Consider the following case
struct A {
operator int();
};
int &&x = A();
The spec says at http://eel.is/c++draft/dcl.init.ref#5 about whether the reference binding is direct or indirect
In all cases except the last (i.e., creating and initializing a temporary from the initializer expression), the reference is said to bind directly to the initializer expression.
The case above doesn't match the last, but the second last bullet.
If T1 or T2 is a class type and T1 is not reference-related to T2, user-defined conversions are considered ... The result of the call to the conversion function, as described for the non-reference copy-initialization, is then used to direct-initialize the reference.
Therefore the binding of A()
to the reference is indirect binding. To carry on, we will recurse into reference initialization again, now with a prvalue of type int
, trying to initialize int&&
. Now we will end up with the last bullet, which means direct binding.
So what can we say about the binding of the reference... does it bind directly or indirectly? Does it do both, depending on what expression you consider (initializer expression vs result of the conversion function call)?

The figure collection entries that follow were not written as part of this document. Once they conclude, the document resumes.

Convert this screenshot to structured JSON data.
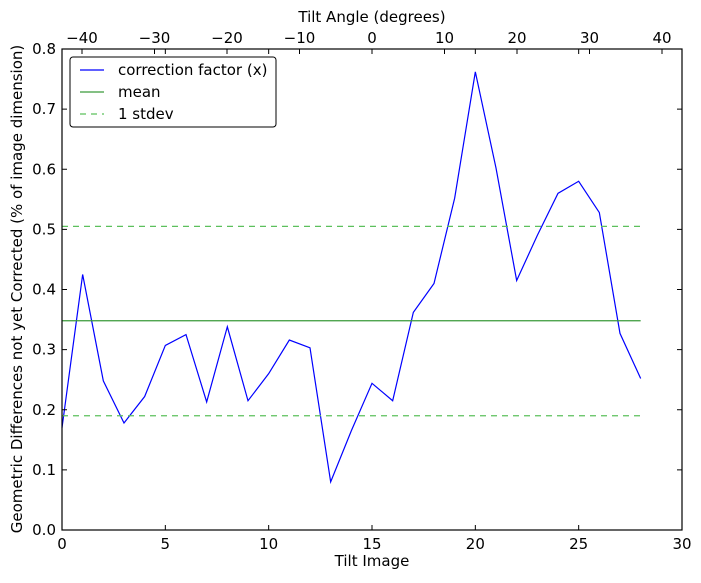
{
  "chart_data": {
    "type": "line",
    "xlabel": "Tilt Image",
    "ylabel": "Geometric Differences not yet Corrected (% of image dimension)",
    "top_xlabel": "Tilt Angle (degrees)",
    "xlim": [
      0,
      30
    ],
    "ylim": [
      0,
      0.8
    ],
    "top_xlim": [
      -42.76,
      42.76
    ],
    "xticks": [
      "0",
      "5",
      "10",
      "15",
      "20",
      "25",
      "30"
    ],
    "yticks": [
      "0.0",
      "0.1",
      "0.2",
      "0.3",
      "0.4",
      "0.5",
      "0.6",
      "0.7",
      "0.8"
    ],
    "top_xticks": [
      "−40",
      "−30",
      "−20",
      "−10",
      "0",
      "10",
      "20",
      "30",
      "40"
    ],
    "grid": false,
    "legend_position": "top-left",
    "series": [
      {
        "name": "correction factor (x)",
        "color": "#0000ff",
        "style": "solid",
        "x": [
          0,
          1,
          2,
          3,
          4,
          5,
          6,
          7,
          8,
          9,
          10,
          11,
          12,
          13,
          14,
          15,
          16,
          17,
          18,
          19,
          20,
          21,
          22,
          23,
          24,
          25,
          26,
          27,
          28
        ],
        "values": [
          0.17,
          0.425,
          0.248,
          0.178,
          0.222,
          0.307,
          0.325,
          0.213,
          0.338,
          0.215,
          0.26,
          0.316,
          0.303,
          0.08,
          0.165,
          0.244,
          0.215,
          0.362,
          0.41,
          0.552,
          0.762,
          0.602,
          0.415,
          0.49,
          0.56,
          0.58,
          0.528,
          0.327,
          0.252
        ]
      },
      {
        "name": "mean",
        "color": "#3a9a3a",
        "style": "solid",
        "x": [
          0,
          28
        ],
        "values": [
          0.348,
          0.348
        ]
      },
      {
        "name": "1 stdev",
        "color": "#5cc05c",
        "style": "dashed",
        "x": [
          0,
          28
        ],
        "values": [
          0.505,
          0.505
        ]
      },
      {
        "name": "1 stdev (lower)",
        "color": "#5cc05c",
        "style": "dashed",
        "x": [
          0,
          28
        ],
        "values": [
          0.19,
          0.19
        ]
      }
    ],
    "legend": [
      "correction factor (x)",
      "mean",
      "1 stdev"
    ]
  }
}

In our case in particular, the paragraphs seem to say we bind directly to the initializer expression and bind indirectly to the result of the conversion on the initializer expression. However, in the chapter on overload resulution http://eel.is/c++draft/over.ics.ref, we only distinguish between
- When a parameter of reference type binds directly ([dcl.init.ref]) to an argument expression,
- If the parameter binds directly to the result of applying a conversion function to the argument expression,
- When a parameter of reference type is not bound directly to an argument expression,
For a case like
void f(int &&);
f(A());
Case 1 applies, but I'm pretty sure it is not intended to apply. My gut feeling is that "In all cases except the last" is not only intended to match the creation-of-temporary case, but also the second last bullet or alternatively to the whole "Otherwise:" branch that contains the two bullets (i.e the "last" refers to a different level on the bullet-hierarchy). Can you please clarify?